Using lessons from Superstorm Sandy and safeguarding the coastal systems that help limit the destructive nature of storms
At this time eight years ago, the Northeast and Atlantic Coast were being pummeled by one of the strongest, deadliest, and most destructive hurricanes in recent memory, ultimately inflicting roughly $70 billion in damage on American communities.
Unfortunately, Sandy has been followed by other destructive and costly hurricanes, and climate change is contributing to more frequent storms. As we work to implement solutions for the impacts of climate change, it is clear that many of the most cost-effective options also provide benefits to fish, wildlife, and all Americans who enjoy outdoor recreation. It is also clear that we face many difficult decisions about the future of development where it can affect our lands and waters.
One law that has helped to keep this balance since 1982 is the Coastal Barrier Resources Act. But there are opportunities and threats to the future success of this policy.
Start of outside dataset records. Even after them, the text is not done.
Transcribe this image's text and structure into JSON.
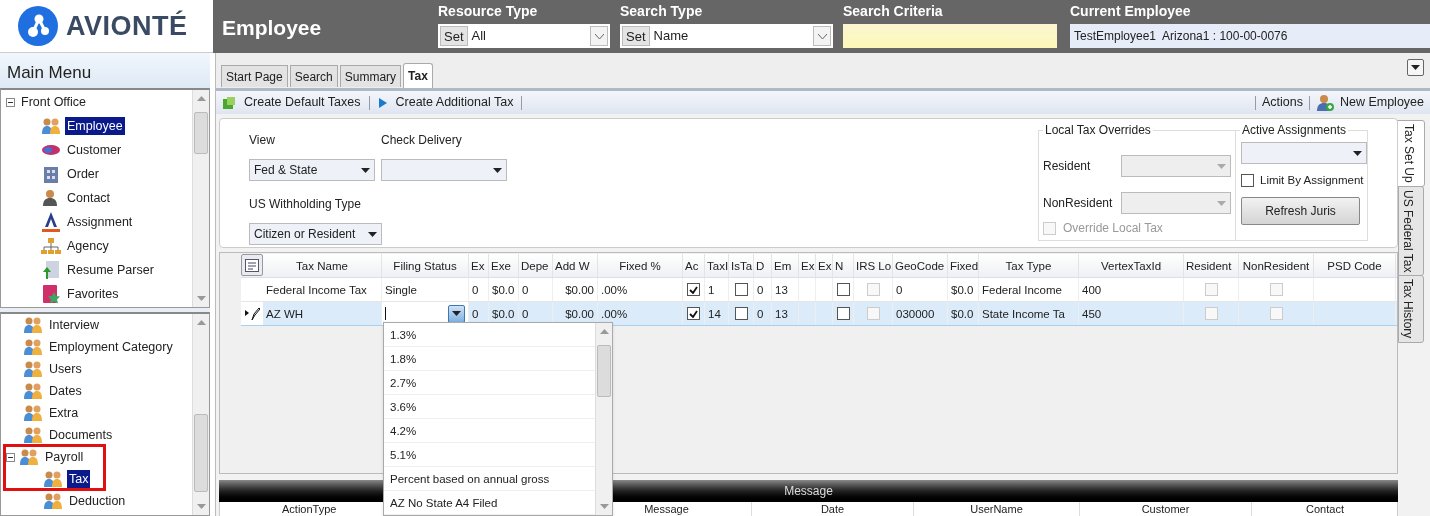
{
  "logo": {
    "name": "AVIONTÉ"
  },
  "header": {
    "title": "Employee",
    "resource_type": {
      "label": "Resource Type",
      "set": "Set",
      "value": "All"
    },
    "search_type": {
      "label": "Search Type",
      "set": "Set",
      "value": "Name"
    },
    "search_criteria": {
      "label": "Search Criteria"
    },
    "current_employee": {
      "label": "Current Employee",
      "value": "TestEmployee1  Arizona1 : 100-00-0076"
    }
  },
  "main_menu": {
    "title": "Main Menu",
    "upper_tree": [
      {
        "label": "Front Office",
        "expanded": true,
        "selected": false,
        "children": [
          {
            "label": "Employee",
            "selected": true
          },
          {
            "label": "Customer",
            "selected": false
          },
          {
            "label": "Order",
            "selected": false
          },
          {
            "label": "Contact",
            "selected": false
          },
          {
            "label": "Assignment",
            "selected": false
          },
          {
            "label": "Agency",
            "selected": false
          },
          {
            "label": "Resume Parser",
            "selected": false
          },
          {
            "label": "Favorites",
            "selected": false
          }
        ]
      }
    ],
    "lower_tree": [
      {
        "label": "Interview",
        "selected": false
      },
      {
        "label": "Employment Category",
        "selected": false
      },
      {
        "label": "Users",
        "selected": false
      },
      {
        "label": "Dates",
        "selected": false
      },
      {
        "label": "Extra",
        "selected": false
      },
      {
        "label": "Documents",
        "selected": false
      },
      {
        "label": "Payroll",
        "expanded": true,
        "selected": false,
        "children": [
          {
            "label": "Tax",
            "selected": true
          },
          {
            "label": "Deduction",
            "selected": false
          }
        ]
      }
    ]
  },
  "tabs": [
    {
      "label": "Start Page",
      "selected": false
    },
    {
      "label": "Search",
      "selected": false
    },
    {
      "label": "Summary",
      "selected": false
    },
    {
      "label": "Tax",
      "selected": true
    }
  ],
  "toolbar": {
    "left": [
      "Create Default Taxes",
      "Create Additional Tax"
    ],
    "right": [
      "Actions",
      "New Employee"
    ]
  },
  "form": {
    "view": {
      "label": "View",
      "value": "Fed & State"
    },
    "check_delivery": {
      "label": "Check Delivery"
    },
    "us_withholding_type": {
      "label": "US Withholding Type",
      "value": "Citizen or Resident"
    },
    "local_tax_overrides": {
      "title": "Local Tax Overrides",
      "resident": "Resident",
      "nonresident": "NonResident",
      "override": {
        "label": "Override Local Tax",
        "checked": false,
        "disabled": true
      }
    },
    "active_assignments": {
      "title": "Active Assignments",
      "limit": {
        "label": "Limit By Assignment",
        "checked": false
      },
      "refresh": "Refresh Juris"
    }
  },
  "side_tabs": [
    {
      "label": "Tax Set Up",
      "selected": true
    },
    {
      "label": "US Federal Tax",
      "selected": false
    },
    {
      "label": "Tax History",
      "selected": false
    }
  ],
  "grid": {
    "columns": [
      "Tax Name",
      "Filing Status",
      "Ex",
      "Exe",
      "Depe",
      "Add W",
      "Fixed %",
      "Ac",
      "TaxI",
      "IsTa",
      "D",
      "Em",
      "Ex",
      "Ex",
      "N",
      "IRS Lo",
      "GeoCode",
      "Fixed",
      "Tax Type",
      "VertexTaxId",
      "Resident",
      "NonResident",
      "PSD Code"
    ],
    "rows": [
      {
        "selected": false,
        "editing": false,
        "cells": [
          {
            "kind": "text",
            "text": "Federal Income Tax"
          },
          {
            "kind": "text",
            "text": "Single"
          },
          {
            "kind": "text",
            "text": "0"
          },
          {
            "kind": "text",
            "text": "$0.0"
          },
          {
            "kind": "text",
            "text": "0"
          },
          {
            "kind": "text",
            "text": "$0.00"
          },
          {
            "kind": "text",
            "text": ".00%"
          },
          {
            "kind": "check",
            "checked": true,
            "disabled": false
          },
          {
            "kind": "text",
            "text": "1"
          },
          {
            "kind": "check",
            "checked": false,
            "disabled": false
          },
          {
            "kind": "text",
            "text": "0"
          },
          {
            "kind": "text",
            "text": "13"
          },
          {
            "kind": "empty"
          },
          {
            "kind": "empty"
          },
          {
            "kind": "check",
            "checked": false,
            "disabled": false
          },
          {
            "kind": "check",
            "checked": false,
            "disabled": true
          },
          {
            "kind": "text",
            "text": "0"
          },
          {
            "kind": "text",
            "text": "$0.0"
          },
          {
            "kind": "text",
            "text": "Federal Income"
          },
          {
            "kind": "text",
            "text": "400"
          },
          {
            "kind": "check",
            "checked": false,
            "disabled": true
          },
          {
            "kind": "check",
            "checked": false,
            "disabled": true
          },
          {
            "kind": "empty"
          }
        ]
      },
      {
        "selected": true,
        "editing": true,
        "cells": [
          {
            "kind": "text",
            "text": "AZ WH"
          },
          {
            "kind": "editor"
          },
          {
            "kind": "text",
            "text": "0"
          },
          {
            "kind": "text",
            "text": "$0.0"
          },
          {
            "kind": "text",
            "text": "0"
          },
          {
            "kind": "text",
            "text": "$0.00"
          },
          {
            "kind": "text",
            "text": ".00%"
          },
          {
            "kind": "check",
            "checked": true,
            "disabled": false
          },
          {
            "kind": "text",
            "text": "14"
          },
          {
            "kind": "check",
            "checked": false,
            "disabled": false
          },
          {
            "kind": "text",
            "text": "0"
          },
          {
            "kind": "text",
            "text": "13"
          },
          {
            "kind": "empty"
          },
          {
            "kind": "empty"
          },
          {
            "kind": "check",
            "checked": false,
            "disabled": false
          },
          {
            "kind": "check",
            "checked": false,
            "disabled": true
          },
          {
            "kind": "text",
            "text": "030000"
          },
          {
            "kind": "text",
            "text": "$0.0"
          },
          {
            "kind": "text",
            "text": "State Income Ta"
          },
          {
            "kind": "text",
            "text": "450"
          },
          {
            "kind": "check",
            "checked": false,
            "disabled": true
          },
          {
            "kind": "check",
            "checked": false,
            "disabled": true
          },
          {
            "kind": "empty"
          }
        ]
      }
    ]
  },
  "filing_dropdown": [
    "1.3%",
    "1.8%",
    "2.7%",
    "3.6%",
    "4.2%",
    "5.1%",
    "Percent based on annual gross",
    "AZ No State A4 Filed"
  ],
  "message_panel": {
    "title": "Message",
    "columns": [
      "ActionType",
      "Message",
      "Date",
      "UserName",
      "Customer",
      "Contact"
    ]
  }
}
Keeping Coastal Habitat Intact
When Ronald Reagan signed the CBRA into law, he commended it as a “major step forward in the conservation of our magnificent coastal resources [that] will enhance both wise natural resource conservation and fiscal responsibility.” Nearly 40 years later, the CBRA has saved the federal taxpayer $9.5 billion, while protecting coastal habitat that is vital to fish, shellfish, birds, and other wildlife. The CBRA has also helped to improve coastal resiliency by discouraging development in areas that are vulnerable to hurricanes, sea level rise, and storms.
The CBRA established the Coastal Barrier Resources System, which includes roughly 3.5 million acres of undeveloped barrier islands, beaches, wetlands, inlets, and estuarine areas along the coasts of the Atlantic Ocean, Gulf of Mexico, Great Lakes, U.S. Virgin Islands, and Puerto Rico. Areas in the System are shielded from most federally funded development, so these habitats remain undeveloped or lightly developed.
This is good news for sportsmen and women who enjoy saltwater fishing, boating, and other forms of outdoor recreation. Coastal wetlands and nearshore waters protected by the Coastal Barrier Resources System comprise important fish habitat. In fact, more than half of the fish and shellfish caught recreationally in the Southeast depend on coastal wetlands and estuarine habitat.
Wetlands protected by the System also help to buffer and absorb the impacts from storms like Sandy, helping to shield upland communities from flooding and other harm. A 2020 study found that, on average, wetlands can greatly reduce property damage from storms, providing roughly $700,000 in protective value per square mile annually.
The Future of the CBRA
In 2018 and 2019, the U.S. Fish and Wildlife Service identified more than a quarter-million acres that could be added to the protective System in nine states affected by Hurricane Sandy—New Hampshire, Massachusetts, Rhode Island, Connecticut, New York, New Jersey, Delaware, Maryland, and Virginia—a storm that affected almost half the country. The proposed maps were publicly reviewed and now must be finalized and sent to Congress for action next year. Adding new areas to the Coastal Barrier Resources System would help conserve more habitat for fish and wildlife, enhance coastal resiliency, and save money.
But while the new maps are welcome, an action by the Department of Interior has prompted concern by taxpayer advocacy groups, environmental organizations, and sportsmen’s groups, including TRCP. In November 2019, the Department of Interior announced that federally funded sand mining would be allowed in undeveloped inlets, islands, and beaches in the areas protected by the CBRA to generate sand for beach renourishment projects in developed areas.
Sand mining threatens habitat and reduces storm resiliency—the cornerstones of the CBRA. CBRA expansion could make even more of a difference for fish, wildlife, and coastal communities, but undercutting one of its core protections will reduce its ability to conserve habitat and buffer upland communities. The National Audubon Society has challenged the DOI’s decision so the CBRA’s full benefits to habitat and public safety can be restored.
Karen Hyun is the vice president for coastal conservation at the National Audubon Society.